Initially, the toll charge was based not on the cost of construction, but to match the charges levied by the ferries it replaced. A further condition of construction was that, if the citizens of Dublin found the bridge and toll to be "objectionable" within its first year of operation, it was to be removed at no cost to the city.

The toll was increased for a time to a penny-ha'penny (1 1/2 pence), but was eventually dropped in 1919. While the toll was in operation, there were turnstiles at either end of the bridge.

The manufacture of the bridge was commissioned by the then Lord Mayor of Dublin, John Claudius Beresford with the Coalbrookdale Company of England. Using ore originally mined in County Leitrim's Sliabh an Iarainn, the bridge's cast iron ribs were made in 18 sections and then shipped to Dublin. The design and erection was supervised by John Windsor, one of the company's foremen and a pattern-maker.

==Renovation and maintenance==
In 2001, the number of pedestrians using the bridge on a daily basis was 27,000 and, given these traffic levels, a structural survey indicated that renovation was required.
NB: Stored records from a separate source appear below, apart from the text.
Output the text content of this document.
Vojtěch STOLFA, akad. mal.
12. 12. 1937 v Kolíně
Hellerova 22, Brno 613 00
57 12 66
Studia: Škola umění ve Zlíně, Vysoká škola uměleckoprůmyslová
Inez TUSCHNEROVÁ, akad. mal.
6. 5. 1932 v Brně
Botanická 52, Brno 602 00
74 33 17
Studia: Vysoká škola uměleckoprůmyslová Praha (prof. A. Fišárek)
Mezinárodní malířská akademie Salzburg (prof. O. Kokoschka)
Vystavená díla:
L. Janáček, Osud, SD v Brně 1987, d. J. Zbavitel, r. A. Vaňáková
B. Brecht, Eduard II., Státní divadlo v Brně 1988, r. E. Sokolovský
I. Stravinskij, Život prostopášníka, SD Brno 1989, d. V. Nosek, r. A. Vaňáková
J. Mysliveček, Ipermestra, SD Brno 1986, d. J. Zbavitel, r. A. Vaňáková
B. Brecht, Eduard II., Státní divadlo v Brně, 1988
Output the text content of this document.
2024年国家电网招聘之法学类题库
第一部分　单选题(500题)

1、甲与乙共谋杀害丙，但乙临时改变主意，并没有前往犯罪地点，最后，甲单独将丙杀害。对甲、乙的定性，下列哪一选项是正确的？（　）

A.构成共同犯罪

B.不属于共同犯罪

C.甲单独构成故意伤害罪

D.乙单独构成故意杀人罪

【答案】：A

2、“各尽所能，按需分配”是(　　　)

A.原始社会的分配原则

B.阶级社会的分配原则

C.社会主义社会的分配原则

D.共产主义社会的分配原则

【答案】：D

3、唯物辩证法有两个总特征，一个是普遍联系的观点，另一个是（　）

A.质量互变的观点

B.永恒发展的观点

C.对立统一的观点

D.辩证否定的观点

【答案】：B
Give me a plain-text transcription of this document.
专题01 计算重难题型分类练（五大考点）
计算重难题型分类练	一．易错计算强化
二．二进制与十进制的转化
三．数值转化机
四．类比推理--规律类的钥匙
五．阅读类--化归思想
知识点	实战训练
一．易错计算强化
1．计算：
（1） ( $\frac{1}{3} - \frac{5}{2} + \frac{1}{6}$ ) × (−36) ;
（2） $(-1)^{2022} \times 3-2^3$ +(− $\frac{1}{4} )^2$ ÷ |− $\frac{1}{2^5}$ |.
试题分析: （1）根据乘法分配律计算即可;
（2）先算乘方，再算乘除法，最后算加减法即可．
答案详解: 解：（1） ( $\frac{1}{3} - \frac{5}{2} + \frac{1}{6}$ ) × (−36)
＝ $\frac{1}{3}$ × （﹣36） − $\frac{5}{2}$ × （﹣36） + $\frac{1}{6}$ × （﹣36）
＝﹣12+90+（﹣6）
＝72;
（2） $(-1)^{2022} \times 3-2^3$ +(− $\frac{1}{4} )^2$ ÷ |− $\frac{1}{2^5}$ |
The bridge was closed for repair and renovations during 2001 and was reopened in December 2001, sporting its original white colour.

The structure was rebuilt to retain many of its old components, although, controversially, some features were removed. The repair work was carried out by Harland & Wolff.

In 2012, citing a maintenance and damage risk, Dublin City Council removed a number of love locks from the Ha'penny Bridge and nearby Millennium Bridge, and asked people not to add any more. In 2013, the council removed over 300 kg of locks from the bridge, and signage was added asking people not to put padlocks on the bridge.

On 19 May 2016, the bicentenary of the bridge was celebrated with a symbolic procession over the bridge involving the current Lord Mayor, Críona Ní Dhálaigh, descendants of J. C. Beresford and John Windsor from England.